Маланье явно не понравилось всеобщее веселье, она грозно рявкнула, и Вера отдала ей детенышей. Та унесла их в берлогу, улеглась на бок, лапой прижав их к соскам, и так до самого мая месяца,— мать спала, а малыши сосали в полусне, лишь изредка просыпаясь. А в мае они вылезли наружу, два медвежонка, выросшие невероятно, длиною почти в аршин. Впрочем, их так и продолжали называть Фунтиками.
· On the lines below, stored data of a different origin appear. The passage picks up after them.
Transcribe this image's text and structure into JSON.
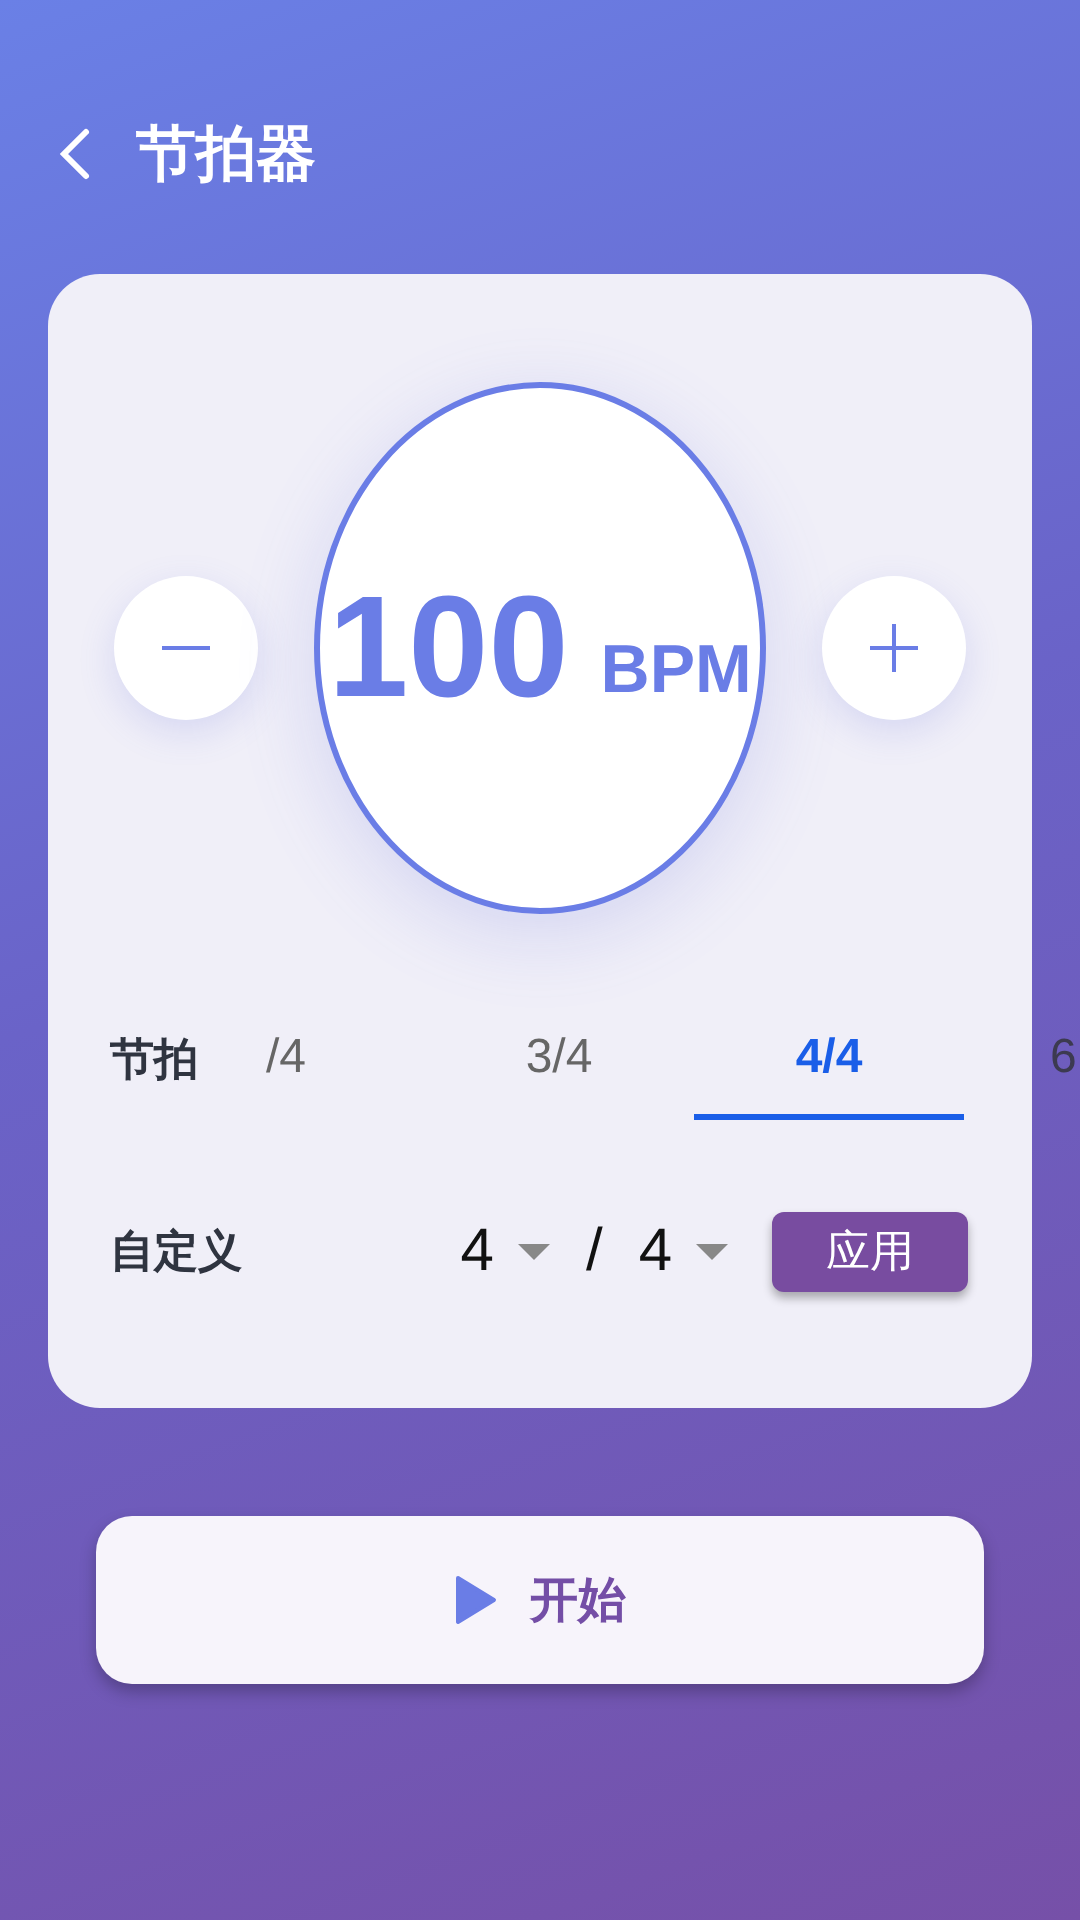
{
  "header": {
    "title": "节拍器"
  },
  "tempo": {
    "value": "100",
    "unit": "BPM"
  },
  "meter": {
    "label": "节拍",
    "tabs": [
      {
        "label": "/4",
        "selected": false
      },
      {
        "label": "3/4",
        "selected": false
      },
      {
        "label": "4/4",
        "selected": true
      },
      {
        "label": "6",
        "selected": false
      }
    ]
  },
  "custom": {
    "label": "自定义",
    "numerator": "4",
    "separator": "/",
    "denominator": "4",
    "apply_button": "应用"
  },
  "start_button": {
    "label": "开始"
  }
}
Из памятных событий, которые потом долго с ужасом вспоминали, надо рассказать о ночном нашествии волков. Как-то в полночь, в лютый мороз, мужчины проснулись от бешеного лая собак. Прежде чем они успели схватить ружья, целая стая, больше двадцати штук, перепрыгнула с сугроба через забор прямо на середину двора. Митраша с Павлом стреляли по ним из окон второго этажа, Бронислав с крыльца, но все равно волки успели растерзать четырех оленей. Пять волков застрелили, одного загрыз Брыська с помощью Живчика (Брыська прокусил ему загривок, а Живчик вцепился в зад). Лайка со щенком просидели все время не шелохнувшись под террасой.